Risk Management
Overview of Risk Management
What is Risk Management?
Risk Management (RM) is a tool to assist organizations in achieving goals and objectives. The ISO standard defines risk management as "coordinated activities to direct and control an organization with regard to risk" (CAN/CSA – ISO 31000-10, Risk Management – Principles and Guidelines, p. 2). The BC Risk Management Branch expands on this definition by identifying risk management as "efforts to understand and mitigate risk, reduce uncertainty and better meet or exceed goals and objectives" (BC Risk Management Guideline for the BC Public Sector, 2012). Traditionally, risk management has focused on specific categories of risk (silos) and how a particular risk might affect one aspect of organizational health (ASHRM, Risk Management Handbook for Health Care Organization, 5th Edition, p. 2). This approach of looking at risk in isolation, almost always avoids the opportunity to identify and manage risks from a "big picture" perspective.
Enterprise Risk Management (ERM), as distinct from traditional RM, is a structured and disciplined approach to managing risk in the achievement of the organization’s overall goals.
ERM signifies: 1) the management of risk not only in conventional hazard categories, but in the full spectrum of strategic and operational risk; and 2) the adoption of risk management throughout the organization. It is essentially a decision process for managing uncertainties, and gives policy and resource allocation decisions a defensible basis (BC Risk Management Guideline for the BC Public Sector, 2012).
Effective ERM involves a commitment to quality control across all aspects of an organization’s operations, including local, regional and corporate services. It includes consideration of the organization’s particular objectives, context, structure, processes, functions, practices, services and assets. This means ensuring the capacity of the organization to identify, evaluate, reduce, eliminate, transfer, manage or avoid risks in all areas. The capacity includes the knowledge, behaviours and systems to "recover" from a lapse in quality to address actual and potential risks (e.g. claims and complaints) and to make improvements to avoid similar problems in the future.
The advantages of comprehensive and robust ERM include:
- A shared awareness of
- The ability to treat the incidence and impact of the risks that do materialize.

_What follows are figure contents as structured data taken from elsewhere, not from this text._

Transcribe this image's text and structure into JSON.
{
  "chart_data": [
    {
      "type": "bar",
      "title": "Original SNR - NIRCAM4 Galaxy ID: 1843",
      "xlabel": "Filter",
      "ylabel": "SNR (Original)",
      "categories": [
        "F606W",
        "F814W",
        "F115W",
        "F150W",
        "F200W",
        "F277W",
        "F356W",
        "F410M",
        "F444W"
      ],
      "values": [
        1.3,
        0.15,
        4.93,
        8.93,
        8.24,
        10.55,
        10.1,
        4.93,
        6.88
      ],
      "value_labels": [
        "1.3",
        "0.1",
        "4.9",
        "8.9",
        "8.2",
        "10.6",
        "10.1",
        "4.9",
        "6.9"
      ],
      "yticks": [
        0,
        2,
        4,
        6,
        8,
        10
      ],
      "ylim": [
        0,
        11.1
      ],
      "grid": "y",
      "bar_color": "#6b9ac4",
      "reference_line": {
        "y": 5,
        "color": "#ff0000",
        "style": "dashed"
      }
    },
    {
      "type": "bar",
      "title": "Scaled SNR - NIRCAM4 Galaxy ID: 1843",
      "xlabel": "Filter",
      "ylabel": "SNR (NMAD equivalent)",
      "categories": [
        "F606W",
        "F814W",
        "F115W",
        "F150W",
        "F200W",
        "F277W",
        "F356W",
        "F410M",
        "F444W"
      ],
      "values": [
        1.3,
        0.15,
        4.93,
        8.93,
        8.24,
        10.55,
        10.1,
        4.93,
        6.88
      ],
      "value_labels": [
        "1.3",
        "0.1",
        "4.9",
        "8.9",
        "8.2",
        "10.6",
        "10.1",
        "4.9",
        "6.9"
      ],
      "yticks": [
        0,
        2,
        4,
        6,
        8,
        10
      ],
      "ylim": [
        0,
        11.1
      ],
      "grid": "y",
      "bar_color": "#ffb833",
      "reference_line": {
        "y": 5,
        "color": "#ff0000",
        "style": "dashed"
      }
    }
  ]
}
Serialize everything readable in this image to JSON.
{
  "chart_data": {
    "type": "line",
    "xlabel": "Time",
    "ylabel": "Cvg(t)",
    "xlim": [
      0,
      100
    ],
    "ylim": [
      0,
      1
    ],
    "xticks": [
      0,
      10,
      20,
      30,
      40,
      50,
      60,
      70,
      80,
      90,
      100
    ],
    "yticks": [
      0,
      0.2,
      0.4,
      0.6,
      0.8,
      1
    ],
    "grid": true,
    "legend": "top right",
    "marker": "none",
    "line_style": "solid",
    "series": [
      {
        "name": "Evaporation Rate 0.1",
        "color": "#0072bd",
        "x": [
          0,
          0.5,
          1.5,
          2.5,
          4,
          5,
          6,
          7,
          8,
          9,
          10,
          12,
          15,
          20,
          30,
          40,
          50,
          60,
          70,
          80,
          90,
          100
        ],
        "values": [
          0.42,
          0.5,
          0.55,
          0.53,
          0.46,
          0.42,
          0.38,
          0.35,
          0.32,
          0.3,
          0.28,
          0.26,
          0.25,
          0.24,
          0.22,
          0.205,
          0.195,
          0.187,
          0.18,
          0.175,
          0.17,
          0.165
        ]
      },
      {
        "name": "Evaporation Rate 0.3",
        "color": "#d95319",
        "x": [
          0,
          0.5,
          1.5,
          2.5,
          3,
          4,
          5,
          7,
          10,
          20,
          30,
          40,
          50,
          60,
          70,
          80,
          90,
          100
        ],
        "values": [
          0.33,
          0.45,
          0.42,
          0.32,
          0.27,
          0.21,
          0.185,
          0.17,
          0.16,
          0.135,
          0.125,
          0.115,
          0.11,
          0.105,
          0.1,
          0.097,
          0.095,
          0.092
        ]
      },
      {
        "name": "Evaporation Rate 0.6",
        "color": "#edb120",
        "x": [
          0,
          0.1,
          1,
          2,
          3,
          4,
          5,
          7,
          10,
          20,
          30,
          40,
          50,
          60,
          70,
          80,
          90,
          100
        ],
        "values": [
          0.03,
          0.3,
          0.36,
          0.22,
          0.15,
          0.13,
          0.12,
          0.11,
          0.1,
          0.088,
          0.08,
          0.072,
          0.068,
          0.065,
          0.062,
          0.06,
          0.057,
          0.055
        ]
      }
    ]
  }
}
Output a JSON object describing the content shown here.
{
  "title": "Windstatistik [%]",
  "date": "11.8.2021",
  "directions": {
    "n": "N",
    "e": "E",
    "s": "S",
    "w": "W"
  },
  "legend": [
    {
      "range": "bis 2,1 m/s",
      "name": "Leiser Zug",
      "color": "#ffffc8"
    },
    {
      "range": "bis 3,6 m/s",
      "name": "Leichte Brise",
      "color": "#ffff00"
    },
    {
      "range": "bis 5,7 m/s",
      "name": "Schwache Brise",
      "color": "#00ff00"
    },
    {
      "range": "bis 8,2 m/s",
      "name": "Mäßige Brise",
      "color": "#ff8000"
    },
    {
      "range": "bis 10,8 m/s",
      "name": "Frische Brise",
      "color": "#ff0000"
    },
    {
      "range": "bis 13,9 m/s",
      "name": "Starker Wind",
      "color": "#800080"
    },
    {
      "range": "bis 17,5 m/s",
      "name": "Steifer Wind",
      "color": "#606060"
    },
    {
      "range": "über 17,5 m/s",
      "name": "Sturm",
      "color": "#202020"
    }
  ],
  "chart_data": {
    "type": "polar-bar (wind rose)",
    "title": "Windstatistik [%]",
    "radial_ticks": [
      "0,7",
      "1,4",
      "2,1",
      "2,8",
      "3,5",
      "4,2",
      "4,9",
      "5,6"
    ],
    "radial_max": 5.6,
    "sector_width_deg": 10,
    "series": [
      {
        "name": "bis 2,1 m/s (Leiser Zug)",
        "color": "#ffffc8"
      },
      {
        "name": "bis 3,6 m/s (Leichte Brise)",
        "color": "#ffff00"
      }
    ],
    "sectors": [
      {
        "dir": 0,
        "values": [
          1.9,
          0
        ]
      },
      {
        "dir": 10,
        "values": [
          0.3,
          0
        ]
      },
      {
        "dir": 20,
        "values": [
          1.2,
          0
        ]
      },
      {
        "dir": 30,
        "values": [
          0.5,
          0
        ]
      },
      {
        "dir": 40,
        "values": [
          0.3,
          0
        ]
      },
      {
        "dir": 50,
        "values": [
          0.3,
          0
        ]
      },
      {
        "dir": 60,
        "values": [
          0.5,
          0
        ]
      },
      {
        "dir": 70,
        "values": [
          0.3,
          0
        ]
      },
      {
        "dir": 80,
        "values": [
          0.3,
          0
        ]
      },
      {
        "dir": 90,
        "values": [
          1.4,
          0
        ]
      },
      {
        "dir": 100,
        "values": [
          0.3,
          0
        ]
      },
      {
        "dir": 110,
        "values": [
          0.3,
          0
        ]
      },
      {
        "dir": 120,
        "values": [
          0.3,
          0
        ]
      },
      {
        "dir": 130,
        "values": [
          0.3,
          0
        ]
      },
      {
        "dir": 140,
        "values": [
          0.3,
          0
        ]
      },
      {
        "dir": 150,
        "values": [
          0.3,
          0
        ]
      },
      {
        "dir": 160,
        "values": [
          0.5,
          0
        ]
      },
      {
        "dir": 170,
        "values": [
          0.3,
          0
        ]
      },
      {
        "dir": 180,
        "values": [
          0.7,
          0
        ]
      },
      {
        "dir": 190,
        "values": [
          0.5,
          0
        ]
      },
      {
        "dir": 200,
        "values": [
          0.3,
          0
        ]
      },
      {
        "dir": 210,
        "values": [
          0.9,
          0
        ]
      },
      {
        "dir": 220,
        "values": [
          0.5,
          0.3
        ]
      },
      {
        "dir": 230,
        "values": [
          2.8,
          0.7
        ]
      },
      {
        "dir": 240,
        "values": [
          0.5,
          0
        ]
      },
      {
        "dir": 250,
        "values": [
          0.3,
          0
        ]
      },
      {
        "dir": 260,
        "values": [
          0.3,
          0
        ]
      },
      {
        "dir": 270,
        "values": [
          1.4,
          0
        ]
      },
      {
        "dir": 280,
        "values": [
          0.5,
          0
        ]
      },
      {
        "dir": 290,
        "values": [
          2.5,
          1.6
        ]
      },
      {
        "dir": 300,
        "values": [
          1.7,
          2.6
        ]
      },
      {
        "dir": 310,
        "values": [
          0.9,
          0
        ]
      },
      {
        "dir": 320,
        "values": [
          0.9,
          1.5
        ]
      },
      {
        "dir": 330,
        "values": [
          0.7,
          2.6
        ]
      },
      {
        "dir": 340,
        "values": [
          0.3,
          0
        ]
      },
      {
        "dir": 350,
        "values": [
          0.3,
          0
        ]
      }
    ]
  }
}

- The likelihood and potential impacts of the risks materializing and
- The extent and categories of risk regarded as acceptable
- The nature and extent of the risks and opportunities faced by the organization
- Concrete reasoning for decisions made before, during, and after risks and opportunities materialize
- Regular review of effectiveness of the risk assessments / treatments
- Appropriate assessment of the cost of risk treatment relative to benefit of managing the risk
- Regular and ongoing monitoring and reporting of risk
There continues to be evolution in the mechanisms and paths through which operational systems, information exchange and the monitoring of risk actually takes place within and between agencies. Considerable effort is now directed toward the design of systems that tie RM to quality improvement as well as with other related functions such as consumer satisfaction, utilization management, quality assurance, worker safety and health, asset protection and crime prevention throughout the organization.
There is no one best way to achieve this improved integration. Solutions will be organization-specific, vary with resources, local circumstances, expertise, unique programs and the philosophy or ethos of the entity. These changes in context and responsibilities showcase the ongoing need to adapt RM and ERM efforts.